Les conditions de travail dans les départements de colorisation des grands studios — Toei Doga, TMS, Sunrise, Nippon Animation — étaient souvent décrites comme épuisantes : positions assises prolongées, lumière artificielle intense, cadences élevées, pression des délais hebdomadaires. La rémunération, calculée à la pièce dans de nombreux cas, ne favorisait pas la qualité au détriment de la vitesse.
La formation — apprentissage sur le tas
Il n'existait pas, dans les années 1970-1980, d'école spécialisée dans la colorisation des cels. La formation se faisait entièrement au sein du studio, par apprentissage direct auprès des coloristes expérimentées. Une débutante passait ses premières semaines à coloriser des zones simples sous supervision étroite, avant d'être progressivement autorisée à prendre en charge des zones plus complexes. La transmission des savoir-faire était orale et gestuelle — les gestes du poignet, la pression du pinceau, la technique pour éviter les bulles d'air, la façon de vérifier l'opacité en contre-jour — tout cela s'apprenait par observation et imitation, non par manuel.
Le système de gestion des couleurs
L'une des complexités majeures de la colorisation dans une production d'animation sérielle est la gestion de la cohérence chromatique sur la durée. Un personnage principal doit avoir exactement la même couleur de peau dans l'épisode 1 et dans l'épisode 52 — même si des mois se sont écoulés entre les deux productions, même si différentes coloristes ont travaillé sur chacun, même si des lots différents de gouache ont été utilisés.

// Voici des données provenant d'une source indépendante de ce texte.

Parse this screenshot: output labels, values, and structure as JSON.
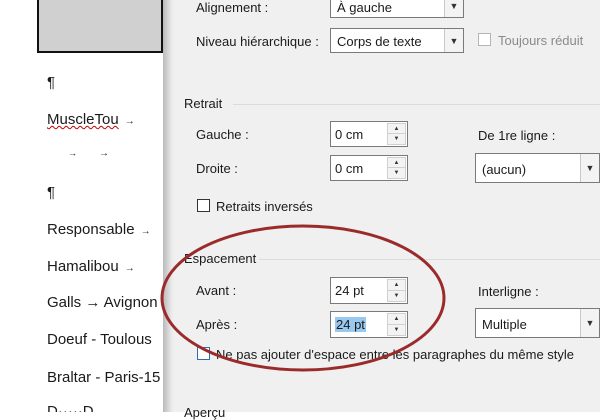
{
  "document": {
    "lines": [
      {
        "text": "¶"
      },
      {
        "text": "MuscleTou",
        "arrow": "→"
      },
      {
        "text": "→",
        "arrow": "→"
      },
      {
        "text": "¶"
      },
      {
        "text": "Responsable",
        "arrow": "→"
      },
      {
        "text": "Hamalibou",
        "arrow": "→"
      },
      {
        "text": "Galls → Avignon"
      },
      {
        "text": "Doeuf - Toulous"
      },
      {
        "text": "Braltar - Paris-15"
      },
      {
        "text": "D·····D"
      }
    ]
  },
  "dialog": {
    "alignment": {
      "label": "Alignement :",
      "value": "À gauche"
    },
    "outline_level": {
      "label": "Niveau hiérarchique :",
      "value": "Corps de texte"
    },
    "collapsed": {
      "label": "Toujours réduit"
    },
    "indent": {
      "title": "Retrait",
      "left": {
        "label": "Gauche :",
        "value": "0 cm"
      },
      "right": {
        "label": "Droite :",
        "value": "0 cm"
      },
      "first_line": {
        "label": "De 1re ligne :",
        "value": "(aucun)"
      },
      "mirror": {
        "label": "Retraits inversés"
      }
    },
    "spacing": {
      "title": "Espacement",
      "before": {
        "label": "Avant :",
        "value": "24 pt"
      },
      "after": {
        "label": "Après :",
        "value": "24 pt"
      },
      "line_spacing": {
        "label": "Interligne :",
        "value": "Multiple"
      },
      "no_space": {
        "label": "Ne pas ajouter d'espace entre les paragraphes du même style"
      }
    },
    "preview": {
      "title": "Aperçu"
    }
  },
  "colors": {
    "annotation_ellipse": "#9b2b2b",
    "selection": "#99c9ef"
  }
}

La feuille de couleurs (iro-shitei)
La solution à ce problème est la feuille de couleurs (iro-shitei, 色指定) — document de référence établi en début de production pour chaque personnage récurrent. La feuille de couleurs indique, pour chaque zone du personnage (peau, cheveux, yeux, vêtements, accessoires), le code Nicker exact à utiliser, la technique d'application et les variantes à prévoir selon les ambiances lumineuses.
Cette feuille est un document de production fondamental — conservé dans les archives du studio pour toute la durée de la série et accessible à l'ensemble du département de colorisation. Elle fait référence non seulement aux teintes de base mais aussi aux teintes d'ombre (kage-iro, ombre portée sur le personnage), aux teintes de lumière (hikari-iro, reflet de lumière) et aux teintes spéciales pour les séquences particulières (ambiance nocturne, lumière artificielle, flashback).
Le système de variantes de lumière
Une innovation technique importante développée progressivement dans l'industrie anime japonaise est le système de variantes de couleur selon l'ambiance lumineuse. Dans sa forme la plus élaborée — telle qu'on peut l'observer dans les productions de haute qualité des années 1980-1990 — un même personnage pouvait avoir trois, quatre ou cinq versions de sa palette :
- La palette standard (lumière naturelle diurne)
- La palette d'ombre (zones ombragées du personnage en lumière normale)
- La palette nocturne (ambiance de nuit, teintes assombries et déssaturées)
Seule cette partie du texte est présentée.